Mittwoch, Oktober 9

In der Trockenzeit kommt das Wasser des Yuntai-Wasserfalls aus einer künstlichen Röhre. Man habe die Touristinnen und Touristen vor Enttäuschungen bewahren wollen, sagen die Betreiber.

Was ist ein Wasserfall ohne Wasser?

Ja, eben.

In der Trockenzeit mangelt es beim höchsten Wasserfall Chinas an Wasser. Das ist ziemlich ungünstig, denn der Yuntai-Wasserfall in der chinesischen Provinz Henan im Norden Chinas ist eine beliebte Touristenattraktion. Laut Angaben der örtlichen Tourismusbehörden reisen jährlich sieben Millionen Besucherinnen und Besucher hin, um den Wasserfall zu bestaunen, zu sehen, wie das Wasser ungebremst 314 Meter in die Tiefe tost. Und diese Besucher will man nicht enttäuschen.

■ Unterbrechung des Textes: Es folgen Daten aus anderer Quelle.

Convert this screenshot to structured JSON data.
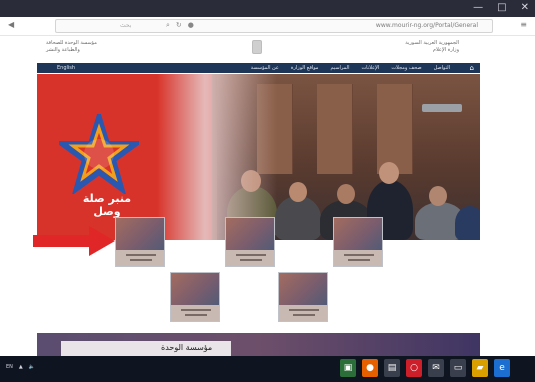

Der Wasserfall befindet sich inmitten des Yuntai-Nationalparks, umgeben von zig weiteren Wasserfällen. Der Park gehört zum Unesco Weltnaturerbe. Die Betreiber des Parks haben sich etwas einfallen lassen. Braust während der Trockenzeit zu wenig Wasser die steile Felswand des Yuntai-Wasserfalls hinab, so helfen sie halt etwas nach. Oben am Wasserfall haben sie mehrere Rohre befestigt, durch die sie Wasser pumpen, wenn immer es nötig ist.

Social Media liebt den Skandal

Wie lange die Rohre schon installiert sind, sagen die Betreiber nicht. Klar ist: Es hat lange niemanden gestört. Oder eher: Es hat lange niemand gemerkt. Bis vor wenigen Tagen. Ein Tourist hat bei einem Besuch die Rohre entdeckt. Er kletterte hoch zur Spitze des Wasserfalls, filmte die Rohre, postete das Video auf Social Media. Er schrieb: «Das ist eine Geschichte darüber, wie ich mit grosser Mühe an die Spitze des Yuntai-Wasserfalls kletterte und feststelle, dass da nur ein paar Rohre sind.»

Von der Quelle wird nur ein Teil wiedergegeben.